TeamHG-Memex/scrapy-rotating-proxies

Scrapy stuck when page not response

herbert-h opened this issue · 5 comments

Scrapy stuck when page not response, can I give a timeout for page?

...
2018-01-22 09:27:09 [scrapy.extensions.logstats] INFO: Crawled 183 pages (at 42 pages/min), scraped 183 items (at 42 items/min)
2018-01-22 09:27:09 [rotating_proxies.middlewares] INFO: Proxies(good: 0, dead: 2, unchecked: 0, reanimated: 3, mean backoff time: 76s)
2018-01-22 09:27:39 [rotating_proxies.middlewares] INFO: Proxies(good: 1, dead: 4, unchecked: 0, reanimated: 0, mean backoff time: 159s)
2018-01-22 09:28:09 [scrapy.extensions.logstats] INFO: Crawled 196 pages (at 13 pages/min), scraped 196 items (at 13 items/min)
2018-01-22 09:28:09 [rotating_proxies.middlewares] INFO: Proxies(good: 1, dead: 3, unchecked: 0, reanimated: 1, mean backoff time: 199s)
2018-01-22 09:28:39 [rotating_proxies.middlewares] INFO: Proxies(good: 1, dead: 3, unchecked: 0, reanimated: 1, mean backoff time: 199s)
2018-01-22 09:29:09 [scrapy.extensions.logstats] INFO: Crawled 196 pages (at 0 pages/min), scraped 196 items (at 0 items/min)
2018-01-22 09:29:09 [rotating_proxies.middlewares] INFO: Proxies(good: 1, dead: 2, unchecked: 0, reanimated: 2, mean backoff time: 242s)
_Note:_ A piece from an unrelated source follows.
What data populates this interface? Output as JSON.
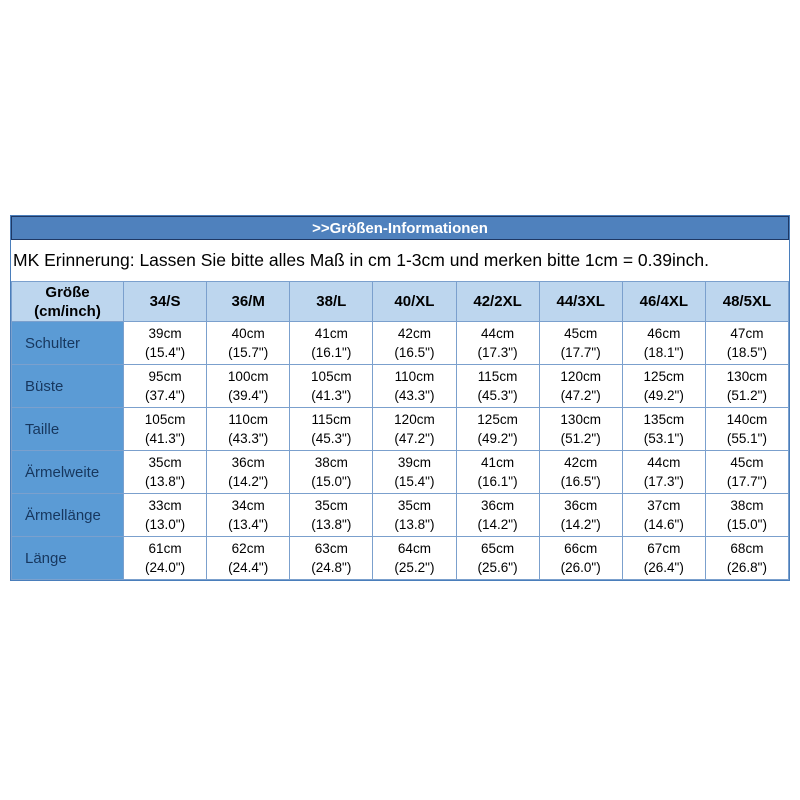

It's wait more than 5 minutes to try first retry

Need more info to help you, it could be a network problem on your end or in the server you're scraping from.

I run into the same problem. When using a proxy the default download timeout (of 180 seconds) is used.
You can adjust this with download_timeout or via its setting

To explain this: You are running out of proxies. The middleware has default delay of 180 seconds which means it will use proxy A only once every 3 minutes. In your case all of your proxies are still waiting to cool down thus crawler has no proxies/slots and is waiting.

I have this problem too. But in my case the i saw that still have unchecked proxies.

I guess issue #33 's suggested fix fixed it for me. In line 123 of middlewares.py, I replaced if 'proxy' in request.meta and not request.meta.get('_rotating_proxy'): with if 'proxy' in request.meta:. I guess this worked for me, but I don't know with absolute surety.